Es importante conocer estas recomendaciones para poder ofrecer desde el mostrador una información veraz y útil a los pacientes sobre cómo mantener sus viviendas a una temperatura óptima para su salud. 

La importancia de la temperatura y la humedad

Para lograr salud, comodidad y eficiencia energética, entidades como el Instituto para la Diversificación y el Ahorro de Energía (IDAE) van más allá y sugieren un rango de temperaturas en los hogares entre los 21º C y 23º C durante el día, ajustándose a temperaturas más frescas por la noche si se usan prendas de abrigo y mantas mientas se duerme. Esto mejora el confort de las personas que habitan en la casa y también permite ahorrar energía y optimizar el sistema de calefacción para ser más sostenibles y evitar facturas elevadas.

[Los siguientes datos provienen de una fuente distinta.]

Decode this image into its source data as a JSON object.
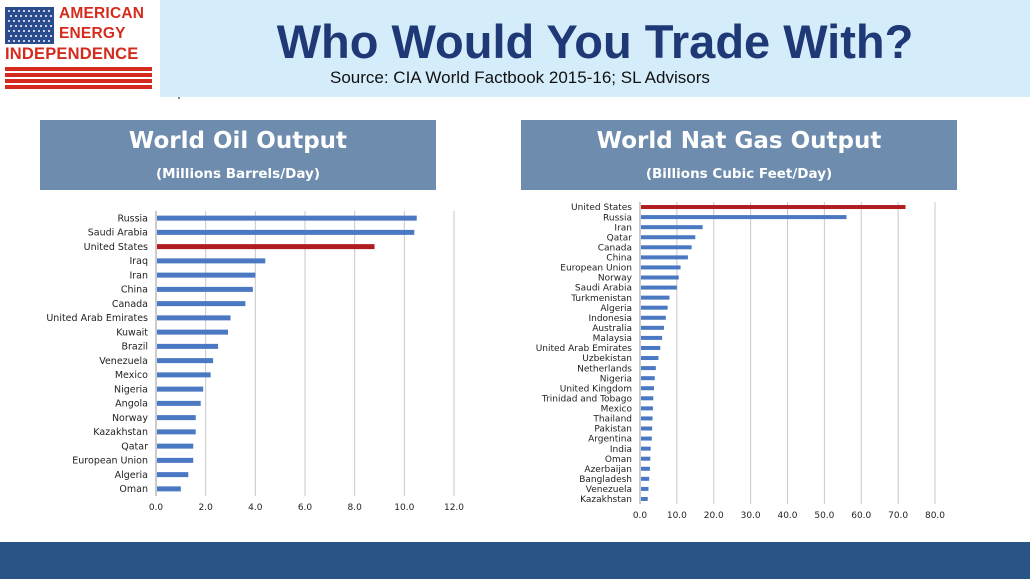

Además de la temperatura del aire, la humedad en interiores también afecta a la percepción de la temperatura y a la salud respiratoria. Por ejemplo, estar en ambientes con niveles muy bajos de humedad pueden secar las mucosas y aumentar el riesgo de infecciones, mientras que los niveles altos pueden acarrear problemas respiratorios, como asma, alergias o bronquitis, irritaciones en los ojos y garganta, fatiga y dolores articulares.

Recomendaciones térmicas desde la farmacia

Desde la farmacia comunitaria se puede ofrecer recomendaciones sencillas para mejorar las condiciones ambientales de las viviendas y prevenir problemas respiratorios y de confort. Entre las principales pautas que pueden trasladarse se encuentran:

  • Mantener una temperatura estable y adecuada en el hogar: entre 21º C y 23º C durante el día, evitando tanto ambientes fríos como un uso excesivo de la calefacción. Por la noche, se puede reducir ligeramente la temperatura siempre que se utilicen ropa de abrigo y mantas, lo que favorece el descanso y reduce la sequedad ambiental.
  • Evitar cambios bruscos de temperatura: es importante advertir que las diferencias extremas entre la temperatura interior y exterior pueden favorecer resfriados, crisis respiratorias o descompensaciones en personas mayores y pacientes con patologías crónicas. Se recomienda salir bien abrigado y ventilar de forma breve y controlada, con cinco minutos por estancia es suficiente.
  • Controlar la humedad ambiental: los niveles óptimos de humedad relativa en el hogar se sitúan entre el 40% y el 60%.
  • Recomendar medidas sencillas para regular la humedad: usar humidificadores en ambientes secos, colocar recipientes con agua cerca de fuentes de calor o, en caso de exceso de humedad, mejorar la ventilación, usar deshumidificadores y evitar secar ropa dentro de casa.
  • Adaptar las recomendaciones a pacientes vulnerables: niños, personas mayores y pacientes con enfermedades respiratorias o cardiovasculares pueden necesitar un control más cuidadoso de la temperatura y la humedad. En estos casos, el farmacéutico puede reforzar la importancia de un ambiente confortable como parte del cuidado de su salud.